Und sie verstehen es, ihre Angebote »rational zu überarbeiten«, damit die Investoren im Sturm ihrer Emotionen einen Anker für ihre Entscheidung haben. Sie spüren die Gefühlslastigkeit ihrer Lage, und sie brauchen jemanden, der ihnen ihre Begehrlichkeit als die pure Rationalität darstellt. Das macht der Anbieter, weil er selbst die Welt der starken Emotionen gut kennt. Die Verpackungsorgien, die den Crash 2007 und 2008 einleiteten, wurden von Finanzrambos veranstaltet, die genau wussten, dass sie der zuverlässigste Verbündete in den Märkten erwartete: die Irrationalität der Anleger.
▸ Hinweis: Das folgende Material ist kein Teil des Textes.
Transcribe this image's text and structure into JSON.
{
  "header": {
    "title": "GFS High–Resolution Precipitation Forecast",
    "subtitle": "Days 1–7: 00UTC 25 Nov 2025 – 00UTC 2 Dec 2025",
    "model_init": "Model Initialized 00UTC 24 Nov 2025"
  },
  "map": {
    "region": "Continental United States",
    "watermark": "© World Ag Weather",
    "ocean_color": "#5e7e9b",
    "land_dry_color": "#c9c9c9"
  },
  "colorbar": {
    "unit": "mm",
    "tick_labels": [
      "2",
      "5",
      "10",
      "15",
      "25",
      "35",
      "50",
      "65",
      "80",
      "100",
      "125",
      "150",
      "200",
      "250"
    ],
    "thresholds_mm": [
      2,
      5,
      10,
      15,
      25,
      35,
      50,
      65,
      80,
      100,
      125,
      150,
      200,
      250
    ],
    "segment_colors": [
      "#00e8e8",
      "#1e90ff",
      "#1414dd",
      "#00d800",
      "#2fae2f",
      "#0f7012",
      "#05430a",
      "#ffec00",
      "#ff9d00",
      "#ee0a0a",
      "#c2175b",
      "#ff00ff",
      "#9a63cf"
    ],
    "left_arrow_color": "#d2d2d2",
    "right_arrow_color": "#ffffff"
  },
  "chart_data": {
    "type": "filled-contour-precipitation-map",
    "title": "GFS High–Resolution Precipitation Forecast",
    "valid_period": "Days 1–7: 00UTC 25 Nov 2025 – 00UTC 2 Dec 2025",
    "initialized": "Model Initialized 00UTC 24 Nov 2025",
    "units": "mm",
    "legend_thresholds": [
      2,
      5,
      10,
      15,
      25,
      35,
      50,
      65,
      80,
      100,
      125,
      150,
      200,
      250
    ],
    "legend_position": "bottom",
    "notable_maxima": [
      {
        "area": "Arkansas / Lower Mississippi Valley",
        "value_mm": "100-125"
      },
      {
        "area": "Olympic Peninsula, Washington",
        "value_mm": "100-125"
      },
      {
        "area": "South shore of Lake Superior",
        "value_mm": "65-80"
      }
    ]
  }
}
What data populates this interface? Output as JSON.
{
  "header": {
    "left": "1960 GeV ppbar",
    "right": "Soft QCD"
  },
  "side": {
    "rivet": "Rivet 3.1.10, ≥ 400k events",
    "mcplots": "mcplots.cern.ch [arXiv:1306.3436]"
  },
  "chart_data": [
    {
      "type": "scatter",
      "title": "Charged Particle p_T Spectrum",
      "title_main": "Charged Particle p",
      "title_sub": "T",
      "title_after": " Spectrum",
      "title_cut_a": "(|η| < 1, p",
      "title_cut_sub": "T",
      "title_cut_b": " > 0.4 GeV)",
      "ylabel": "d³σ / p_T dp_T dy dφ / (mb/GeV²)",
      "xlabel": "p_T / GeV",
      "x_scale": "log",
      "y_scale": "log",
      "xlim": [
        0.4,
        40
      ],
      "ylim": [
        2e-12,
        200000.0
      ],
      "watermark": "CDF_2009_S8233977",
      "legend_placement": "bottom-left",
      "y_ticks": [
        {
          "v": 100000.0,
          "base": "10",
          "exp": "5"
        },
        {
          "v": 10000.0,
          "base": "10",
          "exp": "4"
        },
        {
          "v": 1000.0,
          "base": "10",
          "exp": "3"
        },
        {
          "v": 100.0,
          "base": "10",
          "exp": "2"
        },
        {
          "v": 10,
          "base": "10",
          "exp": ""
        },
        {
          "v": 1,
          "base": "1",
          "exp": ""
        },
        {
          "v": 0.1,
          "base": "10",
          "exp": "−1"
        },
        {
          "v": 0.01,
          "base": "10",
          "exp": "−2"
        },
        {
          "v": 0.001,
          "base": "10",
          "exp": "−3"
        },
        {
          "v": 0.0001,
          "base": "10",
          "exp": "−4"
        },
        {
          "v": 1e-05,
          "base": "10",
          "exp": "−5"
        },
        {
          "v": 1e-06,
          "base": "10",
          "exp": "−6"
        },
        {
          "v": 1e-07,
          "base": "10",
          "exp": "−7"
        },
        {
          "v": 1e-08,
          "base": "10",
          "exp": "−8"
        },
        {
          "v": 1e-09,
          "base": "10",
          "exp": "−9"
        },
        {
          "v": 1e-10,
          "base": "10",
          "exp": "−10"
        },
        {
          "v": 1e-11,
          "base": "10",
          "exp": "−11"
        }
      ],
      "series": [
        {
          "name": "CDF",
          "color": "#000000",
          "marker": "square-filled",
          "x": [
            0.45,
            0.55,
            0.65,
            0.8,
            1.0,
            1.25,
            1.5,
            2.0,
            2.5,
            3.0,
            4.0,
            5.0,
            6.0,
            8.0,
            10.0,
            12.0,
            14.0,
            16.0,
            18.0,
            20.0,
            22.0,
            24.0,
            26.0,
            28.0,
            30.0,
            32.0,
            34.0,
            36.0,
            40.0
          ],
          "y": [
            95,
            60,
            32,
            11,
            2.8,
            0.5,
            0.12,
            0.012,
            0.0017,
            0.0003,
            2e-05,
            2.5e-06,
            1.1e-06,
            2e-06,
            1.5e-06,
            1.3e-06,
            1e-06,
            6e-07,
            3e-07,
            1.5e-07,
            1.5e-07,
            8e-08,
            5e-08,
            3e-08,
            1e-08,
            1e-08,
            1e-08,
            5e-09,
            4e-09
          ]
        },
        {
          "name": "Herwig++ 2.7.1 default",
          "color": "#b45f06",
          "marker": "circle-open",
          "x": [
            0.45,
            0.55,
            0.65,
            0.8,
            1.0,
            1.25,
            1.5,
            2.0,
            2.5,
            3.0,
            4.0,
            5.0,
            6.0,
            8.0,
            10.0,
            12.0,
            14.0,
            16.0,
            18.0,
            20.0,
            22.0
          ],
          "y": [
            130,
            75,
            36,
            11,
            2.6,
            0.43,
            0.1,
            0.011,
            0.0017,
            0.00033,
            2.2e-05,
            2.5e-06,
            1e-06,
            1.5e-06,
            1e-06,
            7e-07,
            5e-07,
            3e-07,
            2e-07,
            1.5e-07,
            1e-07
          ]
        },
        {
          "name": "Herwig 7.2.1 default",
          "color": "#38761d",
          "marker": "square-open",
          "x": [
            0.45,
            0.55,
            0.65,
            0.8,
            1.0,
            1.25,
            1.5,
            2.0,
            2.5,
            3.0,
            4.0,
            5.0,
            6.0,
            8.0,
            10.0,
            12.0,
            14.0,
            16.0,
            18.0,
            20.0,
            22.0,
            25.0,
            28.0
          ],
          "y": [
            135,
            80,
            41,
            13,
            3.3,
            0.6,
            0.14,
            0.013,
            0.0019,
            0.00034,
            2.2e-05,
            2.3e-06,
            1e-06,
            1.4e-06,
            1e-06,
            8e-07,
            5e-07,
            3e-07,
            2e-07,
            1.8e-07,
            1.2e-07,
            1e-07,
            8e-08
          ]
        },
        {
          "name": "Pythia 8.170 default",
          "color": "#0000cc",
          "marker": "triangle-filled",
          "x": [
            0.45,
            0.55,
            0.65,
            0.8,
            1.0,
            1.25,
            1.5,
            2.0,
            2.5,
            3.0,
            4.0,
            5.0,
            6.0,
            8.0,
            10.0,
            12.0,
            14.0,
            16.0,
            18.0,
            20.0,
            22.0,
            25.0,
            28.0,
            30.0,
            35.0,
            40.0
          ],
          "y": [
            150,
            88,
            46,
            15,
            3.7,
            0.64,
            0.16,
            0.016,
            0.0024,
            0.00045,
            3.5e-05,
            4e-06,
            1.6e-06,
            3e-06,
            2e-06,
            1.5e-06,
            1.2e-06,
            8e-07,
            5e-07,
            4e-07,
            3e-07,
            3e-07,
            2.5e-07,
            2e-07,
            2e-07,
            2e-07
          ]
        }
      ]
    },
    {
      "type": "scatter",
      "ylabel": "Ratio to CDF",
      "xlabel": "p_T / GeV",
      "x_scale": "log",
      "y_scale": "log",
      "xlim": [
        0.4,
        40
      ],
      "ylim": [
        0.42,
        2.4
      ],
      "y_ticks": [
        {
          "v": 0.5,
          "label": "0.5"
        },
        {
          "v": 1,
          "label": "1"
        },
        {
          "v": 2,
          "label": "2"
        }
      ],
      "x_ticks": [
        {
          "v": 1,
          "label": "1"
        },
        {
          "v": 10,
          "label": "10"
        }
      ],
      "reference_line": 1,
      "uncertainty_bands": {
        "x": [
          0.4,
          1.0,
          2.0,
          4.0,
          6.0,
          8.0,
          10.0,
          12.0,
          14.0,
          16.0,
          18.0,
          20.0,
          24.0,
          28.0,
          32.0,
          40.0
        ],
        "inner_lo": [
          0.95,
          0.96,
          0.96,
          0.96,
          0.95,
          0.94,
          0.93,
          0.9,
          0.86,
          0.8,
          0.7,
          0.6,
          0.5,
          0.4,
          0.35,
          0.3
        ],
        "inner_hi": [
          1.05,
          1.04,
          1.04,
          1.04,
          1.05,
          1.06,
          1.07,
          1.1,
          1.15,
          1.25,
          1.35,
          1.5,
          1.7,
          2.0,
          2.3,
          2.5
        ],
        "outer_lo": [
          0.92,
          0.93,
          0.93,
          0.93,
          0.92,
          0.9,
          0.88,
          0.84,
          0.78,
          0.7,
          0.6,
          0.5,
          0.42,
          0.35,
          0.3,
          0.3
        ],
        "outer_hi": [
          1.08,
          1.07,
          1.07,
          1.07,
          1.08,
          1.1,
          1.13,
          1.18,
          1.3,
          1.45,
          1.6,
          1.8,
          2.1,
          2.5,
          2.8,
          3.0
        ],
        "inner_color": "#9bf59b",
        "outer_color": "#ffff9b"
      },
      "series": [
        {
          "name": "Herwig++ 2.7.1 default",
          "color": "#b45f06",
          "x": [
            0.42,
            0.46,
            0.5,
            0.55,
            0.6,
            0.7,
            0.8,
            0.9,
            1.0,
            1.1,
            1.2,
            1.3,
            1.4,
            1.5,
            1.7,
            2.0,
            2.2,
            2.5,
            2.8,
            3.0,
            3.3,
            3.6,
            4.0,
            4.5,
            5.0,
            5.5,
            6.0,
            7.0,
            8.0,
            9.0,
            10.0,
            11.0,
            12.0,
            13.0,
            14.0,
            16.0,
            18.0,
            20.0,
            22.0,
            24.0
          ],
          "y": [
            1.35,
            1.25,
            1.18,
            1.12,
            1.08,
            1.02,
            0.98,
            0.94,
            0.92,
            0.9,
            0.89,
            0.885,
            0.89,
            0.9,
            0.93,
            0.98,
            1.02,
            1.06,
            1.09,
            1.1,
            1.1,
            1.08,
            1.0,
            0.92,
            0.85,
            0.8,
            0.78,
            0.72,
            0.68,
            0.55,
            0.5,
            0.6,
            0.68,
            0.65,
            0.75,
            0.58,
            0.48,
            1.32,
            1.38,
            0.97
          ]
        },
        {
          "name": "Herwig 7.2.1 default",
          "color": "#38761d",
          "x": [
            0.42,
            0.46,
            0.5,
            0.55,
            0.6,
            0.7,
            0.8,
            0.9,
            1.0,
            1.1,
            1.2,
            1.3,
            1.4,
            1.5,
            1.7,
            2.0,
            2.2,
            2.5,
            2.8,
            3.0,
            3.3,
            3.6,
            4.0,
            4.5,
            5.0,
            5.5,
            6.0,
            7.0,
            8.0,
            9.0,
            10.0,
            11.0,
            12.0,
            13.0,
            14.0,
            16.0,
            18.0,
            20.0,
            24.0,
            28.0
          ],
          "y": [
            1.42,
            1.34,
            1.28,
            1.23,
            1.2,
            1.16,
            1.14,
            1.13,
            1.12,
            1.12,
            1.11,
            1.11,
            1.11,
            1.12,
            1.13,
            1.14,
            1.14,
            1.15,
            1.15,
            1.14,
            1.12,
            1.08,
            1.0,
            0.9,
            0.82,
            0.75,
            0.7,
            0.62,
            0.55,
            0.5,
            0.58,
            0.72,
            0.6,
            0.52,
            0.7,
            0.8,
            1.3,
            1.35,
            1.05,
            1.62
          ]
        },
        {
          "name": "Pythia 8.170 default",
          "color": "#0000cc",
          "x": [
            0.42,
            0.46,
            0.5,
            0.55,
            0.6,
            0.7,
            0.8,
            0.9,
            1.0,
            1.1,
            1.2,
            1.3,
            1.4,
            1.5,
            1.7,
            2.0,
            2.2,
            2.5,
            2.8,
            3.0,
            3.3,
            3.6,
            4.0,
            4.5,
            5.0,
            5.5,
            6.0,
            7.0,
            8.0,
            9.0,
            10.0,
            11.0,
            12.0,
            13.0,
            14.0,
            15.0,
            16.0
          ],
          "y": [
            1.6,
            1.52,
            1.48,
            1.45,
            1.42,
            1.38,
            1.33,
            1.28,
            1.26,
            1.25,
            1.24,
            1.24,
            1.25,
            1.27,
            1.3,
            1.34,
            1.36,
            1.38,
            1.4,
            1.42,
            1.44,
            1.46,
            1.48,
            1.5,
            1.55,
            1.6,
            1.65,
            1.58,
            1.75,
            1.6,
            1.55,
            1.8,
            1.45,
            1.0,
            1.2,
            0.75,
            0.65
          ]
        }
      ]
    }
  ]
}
Und mehr: Die Absender der Ramschpakete konnten sich auf ihre Kollegen in den Banken weltweit verlassen, weil die hohen Renditen der undurchsichtigen Produkte die Ratio auch der Banker sofort abschalteten. »Im richtigen Moment intuitiv reagieren, das unterscheidet die Powertypen im Management von den Losertypen«, sagte mancher Topmanager früher gern. Heute muss man die Erfolgsformel geringfügig umbauen: »Im falschen Moment intuitiv reagiert, und mancher Powertyp landet bei den Losertypen.«

Die Irrationalität feiert überall dort Triumphe, wo die Konkurrenz der Ziele versagt. Wann geschieht das? Wenn ein Ziel alle andern verdrängt - Beispiel: Geld. Neben diesem Ziel gab es für die Banker, die vor verschlüsselten neuen Produkten standen, kein gleichwertiges Ziel mehr, das dem Verlangen, aus viel Geld mehr Geld zu machen, widersprochen hätte. Das Renditeziel löschte alle anderen Ziele aus."